First and foremost, it is ALWAYS best to obtain permission from the land owner of private property before setting foot on their land, especially if you are going to be utilizing their land for something other than "passing through". As far as getting release, I would tend to believe KmH on this, as I don't have any experience in getting people to sign releases for photos, but I do have lots of experience in getting people to sign statements and the implications thereof. It's amazingly easy to get cooperation, because it's all in how you approach it and sell it. Be honest about it, appear professional and I bet you will get more cooperation than you think. If you just walk up to the door and say, "can I take pictures on your land, and here's a form I need you to sign so you can't sue me." You probably won't get many people to cooperate. But if you explain why you're taking the pictures, where they may appear in print, why you can only get the shot from their land, ect. you may be pleasantly surprised how often people will agree. 
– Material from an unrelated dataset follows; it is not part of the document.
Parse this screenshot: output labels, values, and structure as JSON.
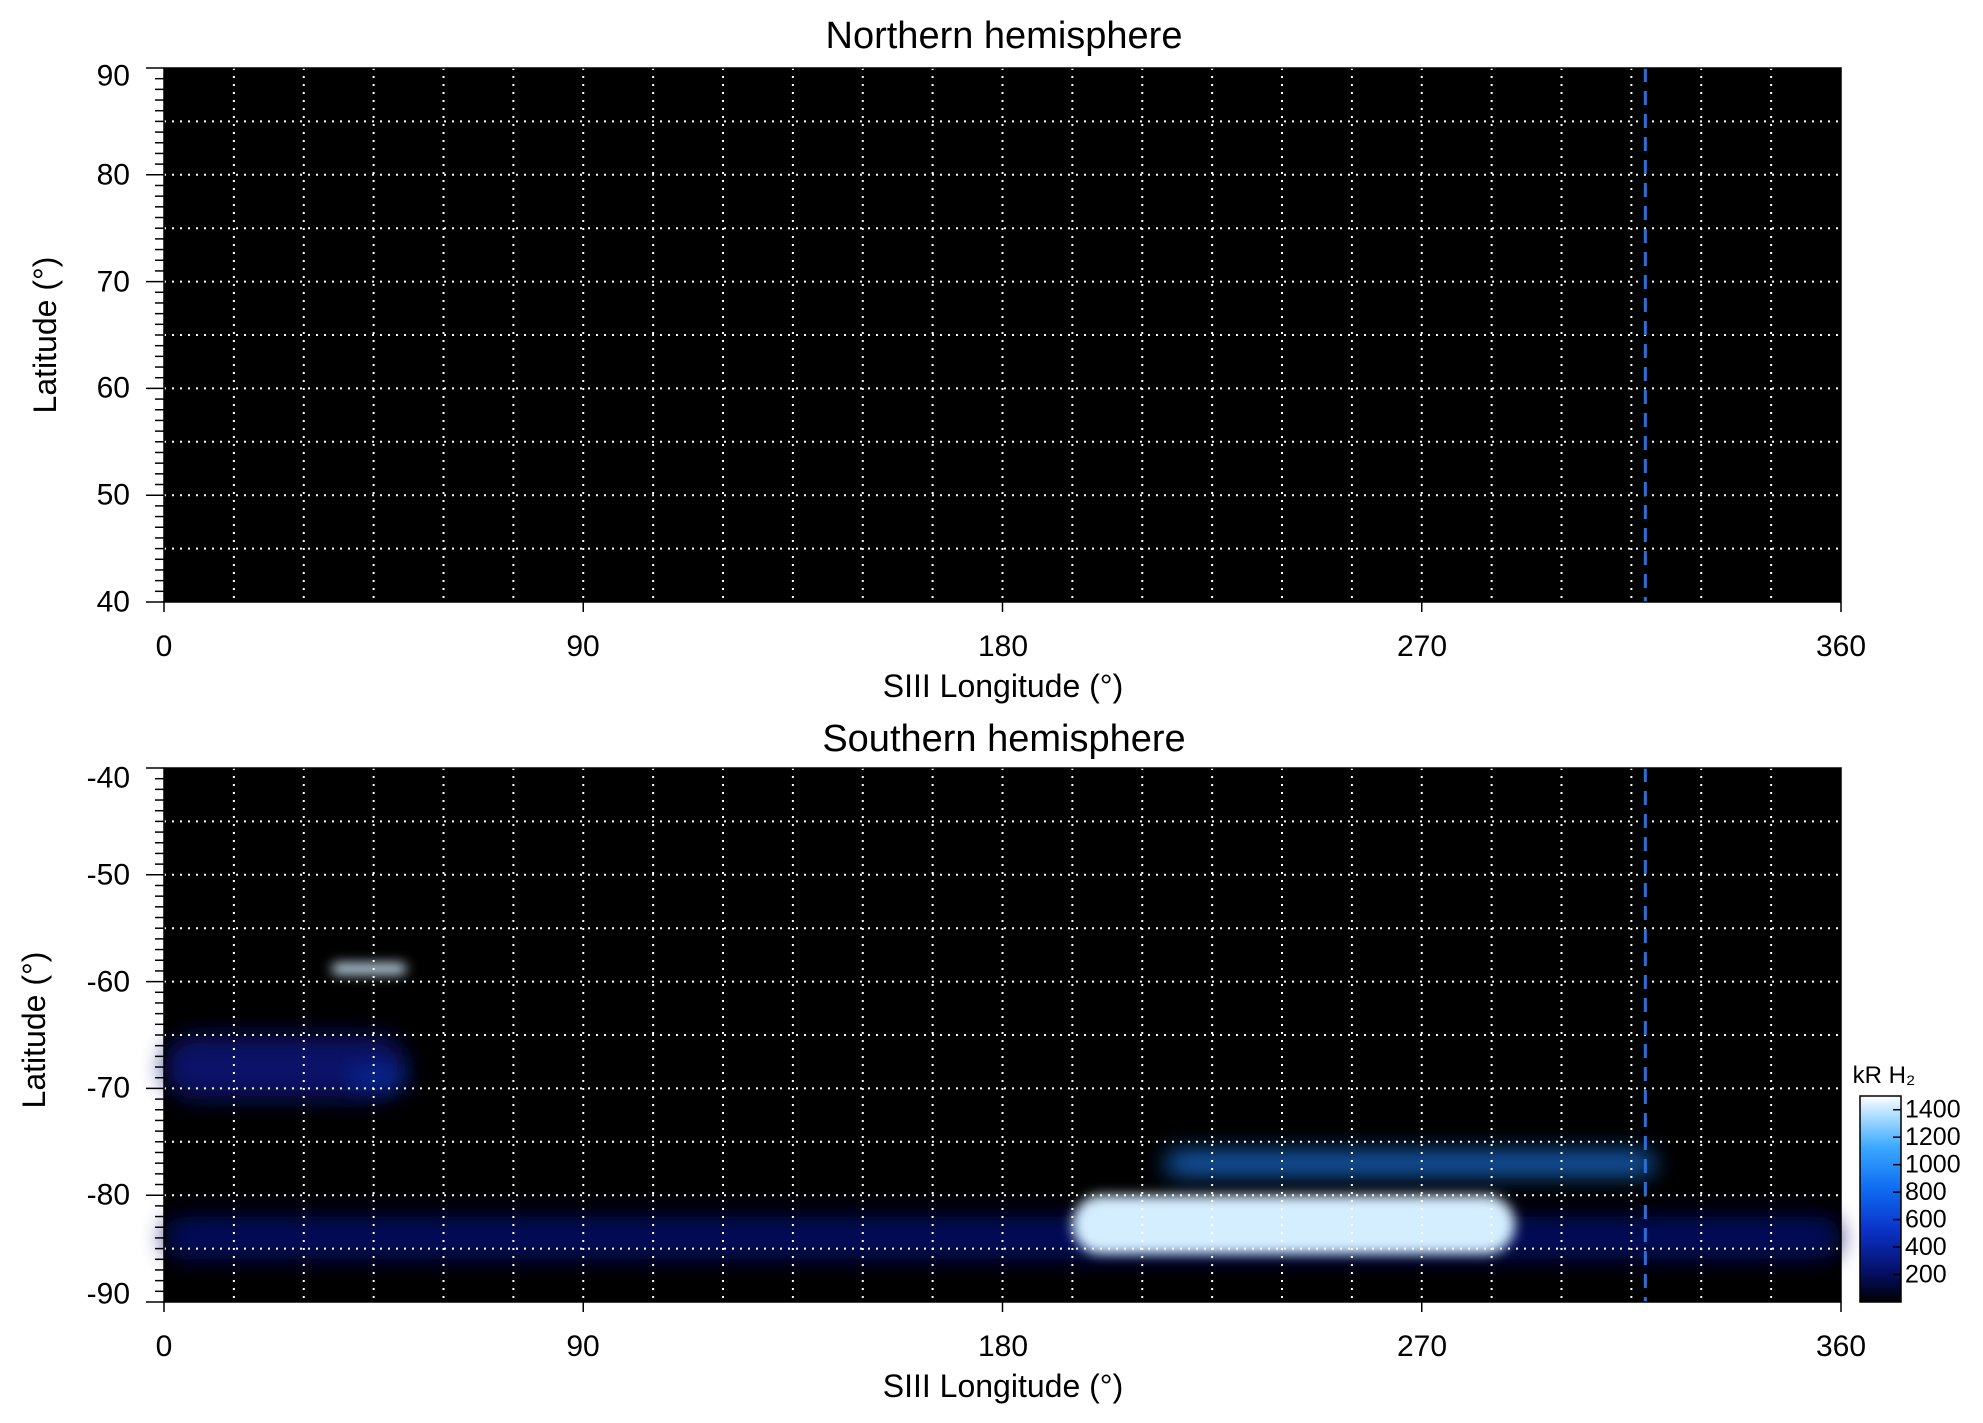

I would also suggest you explain the release to them rather than just asking them to read it. Most people don't want to read the whole thing while you're standing there and it's human nature to feel uncomfortable standing in front of a complete stranger, possibly leading to a rash "no" decision. Think about the last time you signed a cell phone contract. Did you really read, or want to read every word. Granted some people might, but it's rare.

Next, even on private property, in order for trespassing laws to be enforced, one of two things has to be met. Either one, the property is posted no trespassing in accordance with their local or state law, or two, the land owner or person with a vested interest in the property, such as a relative, tenant or employee, has told you you are not allowed on the property. If neither of those two are met, then all they can do is ask you to leave or have police escort you off the property and tell you not to return. Then, if you do return, you can be arrested/cited, ect. 

I know I didn't really address the issue of civil liability with the photos, but the two are actually closely linked. A large part of civil liability lays in what is called "reasonable expectation of privacy". *If you are gaining something from a photo (ie, money, leverage, ect) which was obtained by violating someones reasonable expectation of privacy w/o consent, then they will likely have grounds to seek damages in court*. Even though they don't own the mountain, they could reasonably articulate you violated their expectation of privacy to get _that specific_ picture of it, and are profiting as a direct result. As a rule of thumb, people DO have a reasonable expectation of privacy against unauthorized entry on to their property. However, they would likely have to articulate the property was marked no trespassing or you had already been told, or it was reasonable for you to have known it was private property, ect. Which leads back to the above listed requirements for trespassing. How do you know if it's private property? Use common sense. Is it maintained? Are there structures on it? Is it fenced off or marked?

Whew, and I'm just getting started! :chatty:

Now, those rules only apply if you are intending to stand on private property. There is a lot of case law out there that says peering on to or over private property is ok if you're doing so from public property. Unless someone has erected a barrier of some sort with the intention of keeping people from viewing their property they do not have an expectation of privacy on their property if viewed from public lands. If you're standing on the sidewalk and you want to take a picture of someones house, and you're not climbing a fence to do it, you're fine. Likewise, if you are trying to take a picture of the mountain on the other side of someones house, again, no problem. Now if you're peering into the window with a telephoto lens, then there's a problem. A similar rule applies to law enforcement. We can't use equipment that modifies the human senses (ie night vision, thermals, sound amplification equipment) to peer inside someones home w/o first obtaining a search warrant. Now, when explaining this I'm envisioning you standing on someone's remote farm field, as opposed to 6 feet from their bedroom window, so keep that in mind, too. That could have a lot of affect on the court of public opinion.  ***Also, the case law regarding what is a reasonable expectation of privacy is mostly federal case law, which means it applies to all states. However, there may be more restrictive laws in your municipality, so as always, consult your local law enforcement or municipal authority***

So, I hope that helps you, if only a little, to understand the complexities of privacy and why it helps to have that release!

Cliffs Notes:
If you're knowingly standing on private property, obtain permission to be there and get the signed release to protect yourself from civil liability.


----------